The daughter of the jailed Mexican drug kingpin Joaquin ‘El Chapo’ Guzman evaded authorities to sneak into the US on two occasions while on the run last year.

Rosa Isela Guzmán Ortiz, 39, claimed her father managed to enter southern California and visit her at her five-bedroom house in a location she refused to disclose, allegedly paying off Mexican officials to get out of the country.

“All I know is that my dad told his lawyer to deliver some checks to [a politician’s] campaign, and asked that he respect him,” Ms Ortiz told the Guardian.

She did not share any details about how he made it past US border police, and his alleged visits to the US have not been verified by US or Mexican officials – although Mexican former president Felipe Calderon did say at the time of El Chapo’s disappearance that he suspected he had left the central American country and was ‘north of the border’.

The leader of the Sinaloa cartel escaped from Altiplano prison near Mexico City in July 2015 and was on the run for almost seven months before being captured in January 2016 and returned to the same prison.

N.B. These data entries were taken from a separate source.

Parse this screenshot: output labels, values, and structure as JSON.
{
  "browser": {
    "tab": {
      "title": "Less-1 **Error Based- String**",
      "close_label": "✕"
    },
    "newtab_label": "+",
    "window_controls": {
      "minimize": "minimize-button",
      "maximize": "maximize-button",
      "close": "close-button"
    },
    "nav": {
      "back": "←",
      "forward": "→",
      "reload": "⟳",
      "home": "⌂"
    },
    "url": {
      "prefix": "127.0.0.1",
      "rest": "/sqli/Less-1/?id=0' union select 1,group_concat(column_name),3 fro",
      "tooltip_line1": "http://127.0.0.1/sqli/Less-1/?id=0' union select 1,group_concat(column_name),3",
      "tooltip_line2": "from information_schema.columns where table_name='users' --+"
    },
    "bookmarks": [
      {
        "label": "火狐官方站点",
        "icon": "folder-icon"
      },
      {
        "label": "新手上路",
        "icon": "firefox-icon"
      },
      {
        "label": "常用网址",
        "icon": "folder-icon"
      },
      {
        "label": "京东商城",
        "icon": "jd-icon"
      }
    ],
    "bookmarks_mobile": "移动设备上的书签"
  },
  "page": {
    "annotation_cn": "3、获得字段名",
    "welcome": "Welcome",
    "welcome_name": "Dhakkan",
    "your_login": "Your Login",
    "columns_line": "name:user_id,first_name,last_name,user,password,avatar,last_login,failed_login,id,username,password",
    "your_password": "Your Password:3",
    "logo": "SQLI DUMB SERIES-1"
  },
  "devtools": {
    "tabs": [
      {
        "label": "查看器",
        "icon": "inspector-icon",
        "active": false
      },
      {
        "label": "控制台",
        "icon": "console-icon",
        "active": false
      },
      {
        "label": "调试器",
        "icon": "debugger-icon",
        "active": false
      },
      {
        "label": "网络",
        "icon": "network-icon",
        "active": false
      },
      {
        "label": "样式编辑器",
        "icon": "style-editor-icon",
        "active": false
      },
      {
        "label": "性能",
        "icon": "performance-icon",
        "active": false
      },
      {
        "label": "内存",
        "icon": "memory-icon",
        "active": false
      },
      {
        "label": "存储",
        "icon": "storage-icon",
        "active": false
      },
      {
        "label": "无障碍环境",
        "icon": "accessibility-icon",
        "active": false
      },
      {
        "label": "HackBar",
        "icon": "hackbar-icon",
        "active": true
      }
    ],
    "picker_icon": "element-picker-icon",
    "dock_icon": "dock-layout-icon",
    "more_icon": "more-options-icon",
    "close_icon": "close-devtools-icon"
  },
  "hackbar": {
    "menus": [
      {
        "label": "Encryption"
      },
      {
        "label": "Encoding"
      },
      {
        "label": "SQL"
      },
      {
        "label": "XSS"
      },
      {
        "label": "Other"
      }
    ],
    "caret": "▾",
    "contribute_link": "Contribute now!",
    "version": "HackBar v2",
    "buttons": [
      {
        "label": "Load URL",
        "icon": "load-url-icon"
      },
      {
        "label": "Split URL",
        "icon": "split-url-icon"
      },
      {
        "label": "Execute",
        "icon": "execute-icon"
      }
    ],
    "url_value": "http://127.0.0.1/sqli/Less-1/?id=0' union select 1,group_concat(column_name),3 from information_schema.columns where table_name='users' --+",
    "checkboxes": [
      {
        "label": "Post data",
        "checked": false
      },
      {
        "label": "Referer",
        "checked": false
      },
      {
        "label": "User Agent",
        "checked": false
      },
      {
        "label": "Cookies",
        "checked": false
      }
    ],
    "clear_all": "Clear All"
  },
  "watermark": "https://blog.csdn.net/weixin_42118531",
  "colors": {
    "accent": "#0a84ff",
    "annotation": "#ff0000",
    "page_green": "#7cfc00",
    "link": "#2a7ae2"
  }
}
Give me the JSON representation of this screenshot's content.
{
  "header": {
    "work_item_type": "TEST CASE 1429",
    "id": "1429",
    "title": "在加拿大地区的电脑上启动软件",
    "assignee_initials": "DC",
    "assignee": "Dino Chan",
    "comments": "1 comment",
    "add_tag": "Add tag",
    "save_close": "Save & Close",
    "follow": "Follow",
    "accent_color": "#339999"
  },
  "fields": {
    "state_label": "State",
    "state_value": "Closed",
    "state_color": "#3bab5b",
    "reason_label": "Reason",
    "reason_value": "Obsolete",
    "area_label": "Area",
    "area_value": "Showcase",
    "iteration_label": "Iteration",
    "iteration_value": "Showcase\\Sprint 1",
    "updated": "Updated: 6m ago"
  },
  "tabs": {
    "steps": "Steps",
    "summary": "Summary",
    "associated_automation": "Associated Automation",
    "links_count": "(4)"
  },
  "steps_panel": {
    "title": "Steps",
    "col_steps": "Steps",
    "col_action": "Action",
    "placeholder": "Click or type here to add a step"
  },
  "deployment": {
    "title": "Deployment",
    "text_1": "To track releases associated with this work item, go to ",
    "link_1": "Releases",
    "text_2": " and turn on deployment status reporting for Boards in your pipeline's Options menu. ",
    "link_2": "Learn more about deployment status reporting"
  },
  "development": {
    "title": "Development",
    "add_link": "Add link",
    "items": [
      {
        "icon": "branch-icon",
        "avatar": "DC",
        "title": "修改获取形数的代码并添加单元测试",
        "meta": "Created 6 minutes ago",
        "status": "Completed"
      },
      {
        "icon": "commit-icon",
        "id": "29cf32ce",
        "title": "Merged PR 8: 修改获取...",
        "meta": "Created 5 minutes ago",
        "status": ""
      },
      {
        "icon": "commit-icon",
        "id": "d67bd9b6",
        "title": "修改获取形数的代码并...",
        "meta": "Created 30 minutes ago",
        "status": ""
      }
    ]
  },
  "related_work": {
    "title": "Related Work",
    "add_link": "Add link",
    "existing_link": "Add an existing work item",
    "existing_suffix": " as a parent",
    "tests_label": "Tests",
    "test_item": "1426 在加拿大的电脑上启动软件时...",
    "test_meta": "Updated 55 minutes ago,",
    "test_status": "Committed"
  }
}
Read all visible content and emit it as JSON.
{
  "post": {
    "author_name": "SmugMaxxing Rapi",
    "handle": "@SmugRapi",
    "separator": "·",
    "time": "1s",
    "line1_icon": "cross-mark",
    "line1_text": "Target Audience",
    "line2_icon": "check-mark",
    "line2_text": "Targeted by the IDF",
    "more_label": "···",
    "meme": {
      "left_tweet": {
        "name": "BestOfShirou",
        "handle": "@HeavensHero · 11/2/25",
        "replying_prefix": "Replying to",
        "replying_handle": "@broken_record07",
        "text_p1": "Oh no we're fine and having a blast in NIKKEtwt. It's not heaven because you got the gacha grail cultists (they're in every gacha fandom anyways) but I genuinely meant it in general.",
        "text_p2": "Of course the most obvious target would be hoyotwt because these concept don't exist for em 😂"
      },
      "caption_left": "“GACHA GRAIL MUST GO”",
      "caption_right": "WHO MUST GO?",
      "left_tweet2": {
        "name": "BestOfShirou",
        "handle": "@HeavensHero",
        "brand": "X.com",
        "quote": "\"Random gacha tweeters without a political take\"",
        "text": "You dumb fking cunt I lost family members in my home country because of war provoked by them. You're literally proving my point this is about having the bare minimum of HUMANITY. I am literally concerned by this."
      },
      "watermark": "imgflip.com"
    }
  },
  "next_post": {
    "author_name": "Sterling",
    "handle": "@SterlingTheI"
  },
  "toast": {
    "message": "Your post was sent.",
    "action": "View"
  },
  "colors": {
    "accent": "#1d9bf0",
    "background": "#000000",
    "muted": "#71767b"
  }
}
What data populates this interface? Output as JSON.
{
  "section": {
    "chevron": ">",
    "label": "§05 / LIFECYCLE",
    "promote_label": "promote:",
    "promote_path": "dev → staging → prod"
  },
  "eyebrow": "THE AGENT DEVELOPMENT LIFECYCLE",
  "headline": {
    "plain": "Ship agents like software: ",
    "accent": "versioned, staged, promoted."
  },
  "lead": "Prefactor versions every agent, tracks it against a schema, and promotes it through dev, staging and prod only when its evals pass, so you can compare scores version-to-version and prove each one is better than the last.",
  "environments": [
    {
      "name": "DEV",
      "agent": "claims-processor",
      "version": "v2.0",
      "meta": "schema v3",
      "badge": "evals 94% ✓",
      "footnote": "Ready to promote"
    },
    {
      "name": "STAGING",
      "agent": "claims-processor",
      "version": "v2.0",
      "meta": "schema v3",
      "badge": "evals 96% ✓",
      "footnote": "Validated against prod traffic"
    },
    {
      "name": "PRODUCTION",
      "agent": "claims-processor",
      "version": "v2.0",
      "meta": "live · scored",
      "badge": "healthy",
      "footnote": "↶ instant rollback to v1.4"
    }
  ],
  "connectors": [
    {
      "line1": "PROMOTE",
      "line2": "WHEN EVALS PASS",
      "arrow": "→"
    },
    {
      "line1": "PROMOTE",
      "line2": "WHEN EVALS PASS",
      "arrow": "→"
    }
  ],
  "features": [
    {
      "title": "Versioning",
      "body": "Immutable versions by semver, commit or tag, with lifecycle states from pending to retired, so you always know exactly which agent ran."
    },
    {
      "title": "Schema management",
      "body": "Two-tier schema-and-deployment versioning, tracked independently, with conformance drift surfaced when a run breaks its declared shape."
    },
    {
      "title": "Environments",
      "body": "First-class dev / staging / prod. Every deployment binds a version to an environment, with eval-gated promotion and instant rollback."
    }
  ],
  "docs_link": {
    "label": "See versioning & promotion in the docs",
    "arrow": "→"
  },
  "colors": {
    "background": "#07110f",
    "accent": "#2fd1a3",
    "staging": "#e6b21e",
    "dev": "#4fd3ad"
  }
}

His escape, through a tunnel he dug out of Altiplano, put El Chapo back at the top of the US and Mexico’s most wanted list, and made headlines around the world – particularly as it was the second jailbreak for the cartel leader.

El Chapo had previously escaped from a federal maximum security prison in Jalisco, Mexico in 2001, having been sentence in 1993 to 20 years in prison, only being recaptured in 2014.

The 61-year-old is currently awaiting extradition to the US on charges of drug trafficking and murder, reportedly requesting to his lawyer that the extradition process be sped up so he can enjoy ‘better conditions’ in a US prison.